With each trip I come home, sink into the familiarity of my deck and yard, my plants, the birds, my bees, my dog, my bed. Sometimes I do not want to leave. Actually, most times I do not want to leave. I love home. Love the smell and feel of the air. Especially now, with blooming lilac sweetening the evenings, leaving is difficult. My gardens are a mish mash of things, chaotic, rambling, unkempt in a vaguely orderly way. I tuck things in, making room where I can. Colors pile up, brighten corners, feed my bees.

The bees are coming along well. By next month I’ll have a third hive. Already their energy is palpable. They share a drinking fountain with Tye, the pup. Though there is water for them in three or four places around my yard, they choose the dish right by my front door for their most frequent visits. That spot is my favorite too and so, on a warm afternoon we all, the pup, the bees, and I, sit and nibble on lunch or sit in the sun or sip water. We get along very well and I miss them, all of them, when I go away.

Last week The Obamas visited Asheville. I was in Rhode Island but was giddy with the thrill of this special visit. And when I spoke about my home with my fellow chef/board members, and told them about what they would see on their visit this summer, I felt giddy again. I get to live in this place that is so special. I get to go home right here. I don’t need to travel to get any thrill. I’m happy to go other places but, as I continue to find, with greater and greater depth, everything I need is right here. Oh happy day. Oh happy home. Oh happy life.

Sunday, April 11, 2010

Oh lovely day

April 10, 2010

Hello to you an a spectacular Saturday morning in Asheville. Last night was a bit chilly so I put blankets on the columbines I just planted. This morning I uncovered them. I might have to repeat tonight, but it promises to be a nice day and that sun will make the flowers come out. Bees love columbine, I hear. This year everything in my garden will be for them. Yee ha!

I go to Indianapolis this week to talk to a bike club about last spring’s cross-country ride. I still can’t believe I did that ride. Amazing to think that at this time last year I was in Texas. Whew! (Did I tell you I’m going to ride from North Dakota to Maine? 2011. Whee!)

And when I get back things crank up around here. We are headed into our busy season. I’m “omelet babe” for a Bat Mitzvah next weekend and then I head to Rhode Island for a board meeting for Women Chefs and Restaurateurs. We have a good string of weddings on the calendar, many of which I’ll help cook or serve. What fun.
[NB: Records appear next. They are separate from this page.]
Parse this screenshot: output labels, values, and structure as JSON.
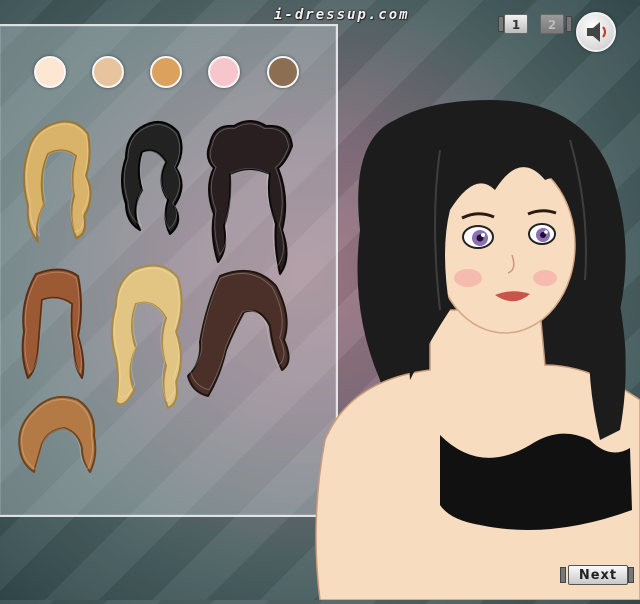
{
  "site": {
    "title": "i-dressup.com"
  },
  "page_controls": {
    "page1_label": "1",
    "page2_label": "2",
    "active_page": 1
  },
  "sound": {
    "icon": "speaker-icon"
  },
  "next_button": {
    "label": "Next"
  },
  "skin_tones": [
    {
      "name": "porcelain",
      "color": "#fde6d2"
    },
    {
      "name": "light-beige",
      "color": "#e7c49d"
    },
    {
      "name": "tan",
      "color": "#dda15e"
    },
    {
      "name": "pink",
      "color": "#f7c6cc"
    },
    {
      "name": "brown",
      "color": "#8c6e52"
    }
  ],
  "hairstyles": [
    {
      "id": "blonde-curly-bangs",
      "color": "#d9b36a",
      "dark": "#9c7630"
    },
    {
      "id": "black-wavy-long",
      "color": "#222222",
      "dark": "#000000"
    },
    {
      "id": "black-braided-updo",
      "color": "#2a1f20",
      "dark": "#0d0808"
    },
    {
      "id": "auburn-straight-long",
      "color": "#9b5a33",
      "dark": "#5a2e14"
    },
    {
      "id": "blonde-ringlets",
      "color": "#e2c483",
      "dark": "#a78a44"
    },
    {
      "id": "brunette-side-swept",
      "color": "#4a3028",
      "dark": "#21140f"
    },
    {
      "id": "caramel-short-bob",
      "color": "#b47a45",
      "dark": "#6d4420"
    }
  ],
  "character": {
    "hair_color": "#1c1c1c",
    "skin_color": "#f8dcc0",
    "eye_color": "#8c6fb4",
    "top_color": "#111111"
  }
}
But the very best thing right now is the pleasure of my garden and yard. This is the very best time of year. I have been cleaning out garden beds, one section at a time. On Wednesday I went to the nursery, cashed in the remains of a gift card, loaded up my car with herbs and geraniums and new toys and headed home. My pup helped me weed and watched as I gave the lawns their first mowing. Last weekend a fellow from here helped me move some heavy plants and a stone bench. On Thursday afternoon I dug around and smoothed things out and stuck those new things in the soft earth just before that lovely soaking rain came on Friday.
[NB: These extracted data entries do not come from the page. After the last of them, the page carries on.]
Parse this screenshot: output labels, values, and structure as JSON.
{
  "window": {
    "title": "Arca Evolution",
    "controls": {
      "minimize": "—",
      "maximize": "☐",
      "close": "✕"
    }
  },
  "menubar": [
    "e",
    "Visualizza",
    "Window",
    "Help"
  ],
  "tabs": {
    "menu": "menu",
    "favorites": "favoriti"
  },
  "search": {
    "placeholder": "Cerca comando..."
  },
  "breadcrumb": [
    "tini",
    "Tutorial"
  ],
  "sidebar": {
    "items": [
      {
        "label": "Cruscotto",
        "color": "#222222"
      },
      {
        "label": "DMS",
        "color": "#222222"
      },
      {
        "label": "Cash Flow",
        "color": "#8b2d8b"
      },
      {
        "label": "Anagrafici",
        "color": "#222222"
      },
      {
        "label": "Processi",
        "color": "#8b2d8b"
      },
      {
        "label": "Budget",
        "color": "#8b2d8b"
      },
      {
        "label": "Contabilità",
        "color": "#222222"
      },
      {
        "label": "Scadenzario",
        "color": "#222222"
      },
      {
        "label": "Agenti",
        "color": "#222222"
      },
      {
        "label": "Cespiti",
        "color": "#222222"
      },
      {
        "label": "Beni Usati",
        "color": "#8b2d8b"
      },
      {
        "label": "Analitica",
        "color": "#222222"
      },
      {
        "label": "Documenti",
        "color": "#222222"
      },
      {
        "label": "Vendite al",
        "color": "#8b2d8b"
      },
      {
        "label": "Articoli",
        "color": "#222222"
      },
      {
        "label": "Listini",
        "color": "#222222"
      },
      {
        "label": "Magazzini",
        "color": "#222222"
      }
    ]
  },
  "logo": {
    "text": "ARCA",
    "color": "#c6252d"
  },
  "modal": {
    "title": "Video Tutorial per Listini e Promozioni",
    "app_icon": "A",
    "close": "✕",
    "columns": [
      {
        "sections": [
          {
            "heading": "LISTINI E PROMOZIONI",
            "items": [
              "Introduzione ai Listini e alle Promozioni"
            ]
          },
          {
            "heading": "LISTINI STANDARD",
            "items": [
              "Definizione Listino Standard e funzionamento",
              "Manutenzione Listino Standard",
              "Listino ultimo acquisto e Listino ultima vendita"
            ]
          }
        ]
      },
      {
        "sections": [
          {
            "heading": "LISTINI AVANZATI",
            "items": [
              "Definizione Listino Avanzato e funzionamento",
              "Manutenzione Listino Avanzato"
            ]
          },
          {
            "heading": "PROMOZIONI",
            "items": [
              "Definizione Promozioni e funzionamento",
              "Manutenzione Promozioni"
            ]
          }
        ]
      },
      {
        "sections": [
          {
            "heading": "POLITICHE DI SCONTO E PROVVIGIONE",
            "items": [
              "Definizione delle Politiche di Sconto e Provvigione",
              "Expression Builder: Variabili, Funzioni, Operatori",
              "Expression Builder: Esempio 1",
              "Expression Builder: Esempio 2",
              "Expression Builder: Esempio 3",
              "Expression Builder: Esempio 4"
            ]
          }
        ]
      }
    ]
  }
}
Now I go home, open the door and just leave it open as I putter around the kitchen. Almost everything in my house has now been dusted (I’m not the best housekeeper, but things are pretty tidy right now) and I am feeling clear and filled with that spring air.
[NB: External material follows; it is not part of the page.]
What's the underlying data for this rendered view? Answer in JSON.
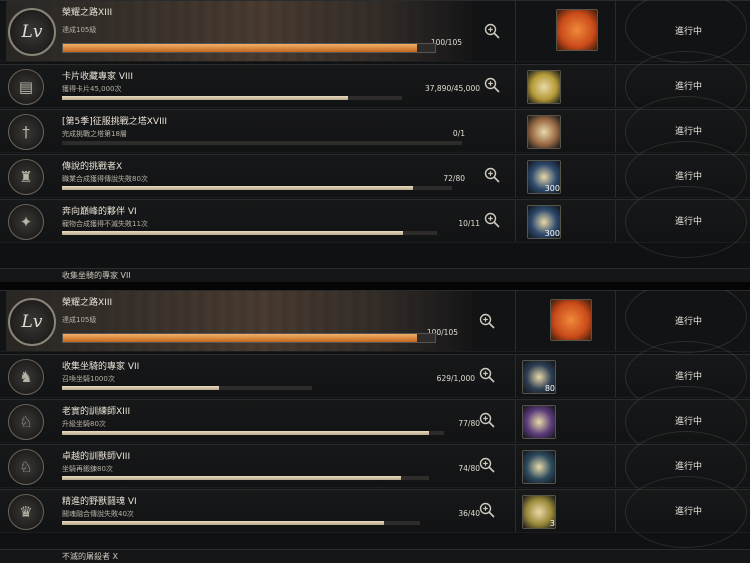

My bees are settling into their new homes in my front yard. I’m getting more bees soon and have been assembling more bee hive parts in the early evenings. This is a calming thing to do. Listening to old-time music, tapping hive bodies and honey super frames together. Tye settles in next to me and all is good.

The other night I got to meet the man who made my bike. He’s one of my heroes and I gushed to him about my bike adventures, past and future. He probably hears that all the time but I felt very special, talking to the person whose company has been so much a part of me in these past years. I just bought a new bike for the next round of adventures and, now that my garden is clean, the biking can commence in earnest.

This afternoon I am a judge at the first “Cupcakes for Cures” contest at the Grove Park Inn. 54 cupcakes. Yikes! I’m going to NEED a bike ride by the time I’m done with all those tastes.

It has been quite a week. Full. Good. I’m glad it is spring. In many ways. I’ll be in touch next week.

Wednesday, April 7, 2010

The Bees have arrived!

April, 2010

The birds’ songs are stronger and stronger at my home these days. They wake me up, perk me up, remind me that this chill is almost done, that spring says are just about here. Finally, I say. Finally.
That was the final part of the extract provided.